Gilruth gave Armitage an “out of the blue” assignment when a Lunar Landing Training Vehicle (LLTV) crashed in 1968, nearly killing astronaut Neil Armstrong. Armitage directed a flight certification program for the remaining LLTV before training with the vehicle was allowed to resume. With Apollo recovery systems set in 1969, Armitage attended management school at Stanford University in California on a Sloan Fellowship.

When he returned to Houston, Armitage served as manager of the Lunar Receiving Laboratory when astronauts brought lunar samples back from the Apollo 14 and 15 missions in 1971. At the time, many scientists were discontented with their place at the laboratory, and Armitage was able to make changes that eased the scientists’ concerns. Fresh from that success, Armitage moved to the Science Directorate, later the Space and Life Sciences Directorate, where he helped manage scientific work on Skylab and early shuttle flights.

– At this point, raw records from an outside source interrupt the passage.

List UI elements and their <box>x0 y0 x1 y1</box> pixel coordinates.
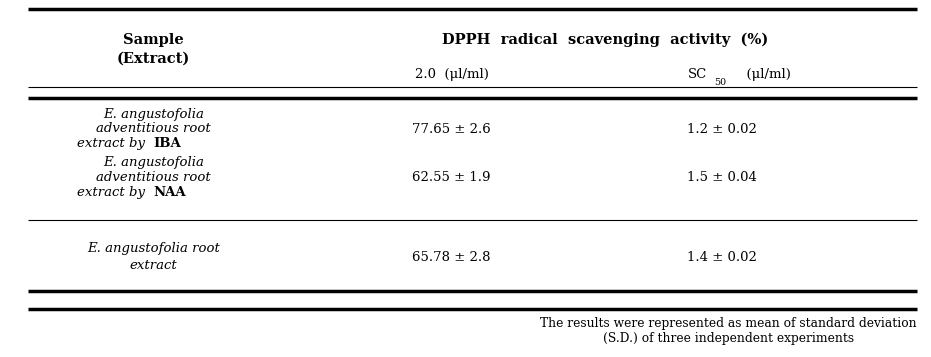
Text: extract: extract <box>129 260 178 272</box>
Text: 50: 50 <box>714 78 726 87</box>
Text: SC: SC <box>688 69 708 81</box>
Text: E. angustofolia: E. angustofolia <box>103 108 204 121</box>
Text: extract by: extract by <box>76 137 149 150</box>
Text: DPPH  radical  scavenging  activity  (%): DPPH radical scavenging activity (%) <box>442 33 768 47</box>
Text: 1.4 ± 0.02: 1.4 ± 0.02 <box>686 251 757 263</box>
Text: 77.65 ± 2.6: 77.65 ± 2.6 <box>412 123 491 136</box>
Text: (Extract): (Extract) <box>117 52 190 66</box>
Text: adventitious root: adventitious root <box>96 171 211 183</box>
Text: 65.78 ± 2.8: 65.78 ± 2.8 <box>412 251 491 263</box>
Text: E. angustofolia root: E. angustofolia root <box>88 242 220 255</box>
Text: 62.55 ± 1.9: 62.55 ± 1.9 <box>412 171 491 183</box>
Text: The results were represented as mean of standard deviation
(S.D.) of three indep: The results were represented as mean of … <box>540 317 917 345</box>
Text: 2.0  (μl/ml): 2.0 (μl/ml) <box>414 69 489 81</box>
Text: adventitious root: adventitious root <box>96 122 211 135</box>
Text: 1.2 ± 0.02: 1.2 ± 0.02 <box>686 123 757 136</box>
Text: IBA: IBA <box>154 137 182 150</box>
Text: 1.5 ± 0.04: 1.5 ± 0.04 <box>686 171 757 183</box>
Text: (μl/ml): (μl/ml) <box>738 69 791 81</box>
Text: NAA: NAA <box>154 186 186 198</box>
Text: extract by: extract by <box>76 186 149 198</box>
Text: Sample: Sample <box>123 33 184 47</box>
Text: E. angustofolia: E. angustofolia <box>103 156 204 169</box>
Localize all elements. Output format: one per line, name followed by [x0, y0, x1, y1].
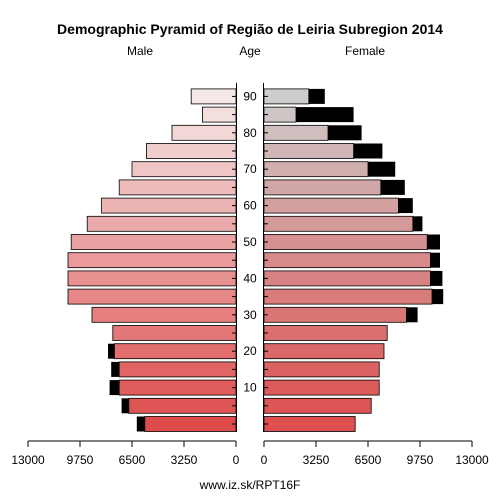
male-bar-90+: [190, 88, 237, 105]
male-excess-bar-15-19: [111, 361, 120, 377]
chart-title: Demographic Pyramid of Região de Leiria …: [57, 21, 443, 37]
male-bar-55-59: [86, 215, 237, 232]
footer-url: www.iz.sk/RPT16F: [199, 478, 301, 492]
age-tick-label: 80: [243, 126, 257, 140]
female-bar-85-89: [263, 106, 297, 123]
female-bar-25-29: [263, 325, 388, 341]
age-tick-label: 50: [243, 235, 257, 249]
female-bar-35-39: [263, 288, 433, 305]
female-excess-bar-40-44: [430, 270, 443, 286]
female-excess-bar-75-79: [353, 143, 383, 159]
female-bar-55-59: [263, 215, 414, 232]
female-x-tick-label: 6500: [355, 453, 382, 467]
male-x-tick-label: 3250: [171, 453, 198, 467]
age-label: Age: [239, 44, 261, 58]
female-excess-bar-80-84: [328, 125, 362, 141]
female-x-tick-label: 0: [261, 453, 268, 467]
female-excess-bar-35-39: [432, 289, 444, 305]
female-excess-bar-30-34: [406, 307, 418, 323]
male-bar-35-39: [67, 288, 237, 305]
age-tick-label: 10: [243, 381, 257, 395]
female-bar-50-54: [263, 234, 428, 250]
male-bar-5-9: [128, 397, 237, 414]
bars-group: [67, 88, 444, 432]
axes-group: 10 20 30 40 50 60 70 80 90 13000 9750 6500 3250 0 0 325…: [11, 82, 489, 467]
female-excess-bar-45-49: [430, 252, 440, 268]
female-bar-0-4: [263, 416, 356, 432]
female-excess-bar-60-64: [398, 198, 413, 214]
male-bar-65-69: [118, 179, 237, 196]
male-bar-60-64: [101, 197, 237, 214]
male-bar-85-89: [201, 106, 237, 123]
male-label: Male: [127, 44, 153, 58]
male-bar-10-14: [118, 379, 237, 396]
female-excess-bar-85-89: [296, 107, 354, 123]
female-bar-20-24: [263, 343, 385, 360]
male-bar-15-19: [118, 361, 237, 378]
male-bar-70-74: [131, 161, 237, 178]
female-x-tick-label: 3250: [303, 453, 330, 467]
female-bar-65-69: [263, 179, 382, 196]
female-bar-10-14: [263, 379, 380, 396]
age-tick-label: 30: [243, 308, 257, 322]
female-excess-bar-55-59: [412, 216, 423, 232]
age-tick-label: 40: [243, 271, 257, 285]
male-bar-50-54: [70, 234, 237, 250]
male-x-tick-label: 13000: [11, 453, 45, 467]
male-bar-0-4: [144, 416, 237, 432]
male-excess-bar-10-14: [109, 380, 120, 396]
age-tick-label: 20: [243, 344, 257, 358]
age-tick-label: 90: [243, 89, 257, 103]
male-bar-80-84: [171, 124, 237, 141]
female-x-tick-label: 9750: [407, 453, 434, 467]
male-excess-bar-0-4: [136, 416, 145, 432]
male-x-tick-label: 6500: [119, 453, 146, 467]
female-excess-bar-65-69: [380, 179, 405, 195]
female-bar-40-44: [263, 270, 431, 287]
female-bar-80-84: [263, 124, 329, 141]
male-excess-bar-20-24: [108, 343, 115, 359]
male-x-tick-label: 9750: [67, 453, 94, 467]
female-bar-15-19: [263, 361, 380, 378]
female-excess-bar-50-54: [427, 234, 440, 250]
age-tick-label: 60: [243, 199, 257, 213]
male-bar-30-34: [91, 306, 237, 323]
male-bar-45-49: [67, 252, 237, 269]
female-bar-45-49: [263, 252, 431, 269]
male-bar-40-44: [67, 270, 237, 287]
female-bar-5-9: [263, 397, 372, 414]
female-excess-bar-90+: [308, 88, 325, 104]
female-bar-70-74: [263, 161, 369, 178]
female-x-tick-label: 13000: [455, 453, 489, 467]
female-bar-90+: [263, 88, 310, 105]
male-x-tick-label: 0: [233, 453, 240, 467]
female-bar-30-34: [263, 306, 407, 323]
female-bar-60-64: [263, 197, 399, 214]
male-bar-75-79: [145, 143, 237, 159]
male-excess-bar-5-9: [121, 398, 129, 414]
female-excess-bar-70-74: [368, 161, 396, 177]
age-tick-label: 70: [243, 162, 257, 176]
male-bar-20-24: [114, 343, 237, 360]
female-bar-75-79: [263, 143, 354, 159]
male-bar-25-29: [112, 325, 237, 341]
female-label: Female: [345, 44, 385, 58]
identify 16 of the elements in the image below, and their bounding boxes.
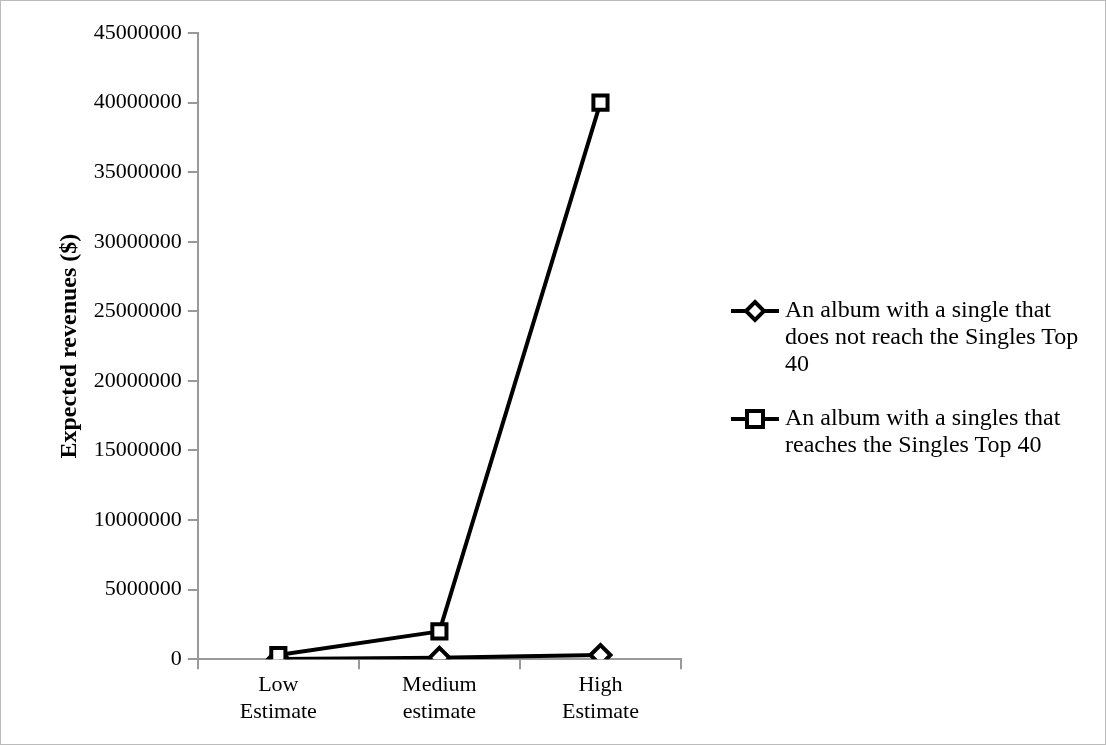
y-tick-label: 5000000 xyxy=(104,575,182,601)
y-tick-label: 35000000 xyxy=(93,157,182,183)
x-tick-label: Medium estimate xyxy=(402,671,477,723)
y-axis-title: Expected revenues ($) xyxy=(54,233,81,459)
legend-label: An album with a single that does not reach the Singles Top 40 xyxy=(785,296,1079,377)
y-tick-label: 40000000 xyxy=(93,88,182,114)
y-tick-label: 25000000 xyxy=(93,297,182,323)
x-tick-label: Low Estimate xyxy=(239,671,317,723)
y-tick-label: 45000000 xyxy=(93,18,182,44)
x-tick-label: High Estimate xyxy=(561,671,639,723)
y-tick-label: 0 xyxy=(170,644,182,670)
y-tick-label: 15000000 xyxy=(93,436,182,462)
y-tick-label: 30000000 xyxy=(93,227,182,253)
y-tick-label: 20000000 xyxy=(93,366,182,392)
legend-label: An album with a singles that reaches the Singles Top 40 xyxy=(785,404,1062,458)
y-tick-label: 10000000 xyxy=(93,505,182,531)
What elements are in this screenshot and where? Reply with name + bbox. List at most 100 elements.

Armitage retired from NASA in 1986 as the last of the former Avro Canada engineers still at NASA. Soon his friend former astronaut Donald K. “Deke” Slayton hired him for a pioneering effort in private space flight, Space Services, Inc., where Slayton and Armitage worked on developing the Conestoga rocket. Armitage retired shortly after the company was sold in 1990 when contracts for rockets proved to be scarce.

In retirement Armitage pursued his hobby of restoring classic British cars at his home near the Johnson Space Center.